问题
Is there a way in .NET, using Reflection.Emit
, to access the topmost-but-one item from the stack? So if A is topmost, and B next - I want to process B then A. It would be fine to duplicate B above A (since I can simply "pop" the second B when I get to it).
Currently, I am declaring a local:
LocalBuilder loc = il.DeclareLocal(typeof(Foo));
il.Emit(OpCodes.Stloc, loc); // store and pop topmost stack item
// work with (pop) previous stack item
il.Emit(OpCodes.Ldloc, loc); // push old topmost stack item
Is there a route that doesn't need the explicit local?
回答1:
I don't think so. In IL there aren't any instructions like swap which would allow you to do what you want. Why do you see using a local as objectionable? If the JIT compiler is good enough this won't result in any slower machine code than using a hypothetical swap operation in IL.
回答2:
+1 for kvbs answer, see: http://www.codeproject.com/KB/msil/msilenhancement.aspx
回答3:
Inline with what kvb said, you could try a small function to do some reordering. Not sure if it would be any faster.
回答4:
I encountered this same problem.
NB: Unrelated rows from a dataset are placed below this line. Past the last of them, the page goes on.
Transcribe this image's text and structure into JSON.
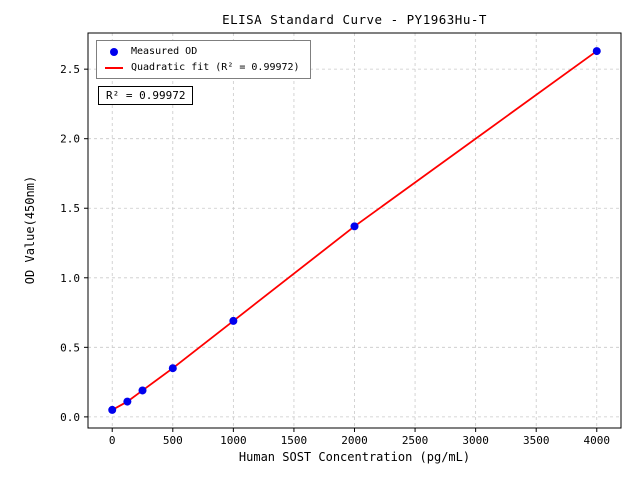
{
  "chart_data": {
    "type": "scatter",
    "title": "ELISA Standard Curve - PY1963Hu-T",
    "xlabel": "Human SOST Concentration (pg/mL)",
    "ylabel": "OD Value(450nm)",
    "x": [
      0,
      125,
      250,
      500,
      1000,
      2000,
      4000
    ],
    "y": [
      0.05,
      0.11,
      0.19,
      0.35,
      0.69,
      1.37,
      2.63
    ],
    "fit": {
      "type": "quadratic",
      "r_squared": 0.99972
    },
    "xlim": [
      -200,
      4200
    ],
    "ylim": [
      -0.08,
      2.76
    ],
    "xticks": [
      0,
      500,
      1000,
      1500,
      2000,
      2500,
      3000,
      3500,
      4000
    ],
    "xtick_labels": [
      "0",
      "500",
      "1000",
      "1500",
      "2000",
      "2500",
      "3000",
      "3500",
      "4000"
    ],
    "yticks": [
      0,
      0.5,
      1,
      1.5,
      2,
      2.5
    ],
    "ytick_labels": [
      "0.0",
      "0.5",
      "1.0",
      "1.5",
      "2.0",
      "2.5"
    ],
    "grid": true,
    "legend": {
      "position": "upper-left",
      "items": [
        {
          "label": "Measured OD",
          "marker": "dot",
          "color": "#0000ee"
        },
        {
          "label": "Quadratic fit (R² = 0.99972)",
          "marker": "line",
          "color": "#ff0000"
        }
      ]
    },
    "annotation": "R² = 0.99972",
    "colors": {
      "points": "#0000ee",
      "fit_line": "#ff0000",
      "grid": "#c9c9c9",
      "axis": "#000000"
    }
  }
}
I wanted to generate a rather large method and I often wanted to 'swap' in order to store a calculated value. I was unhappy with the large volume of locals showing up in ildasm and noticed that BeginScope/EndScope wasn't any help. I wound up creating a local 'swap' for the context of my method and reusing it for every swap operation. It makes the generated IL cleaner; not sure if it has any meaningful impact on performance.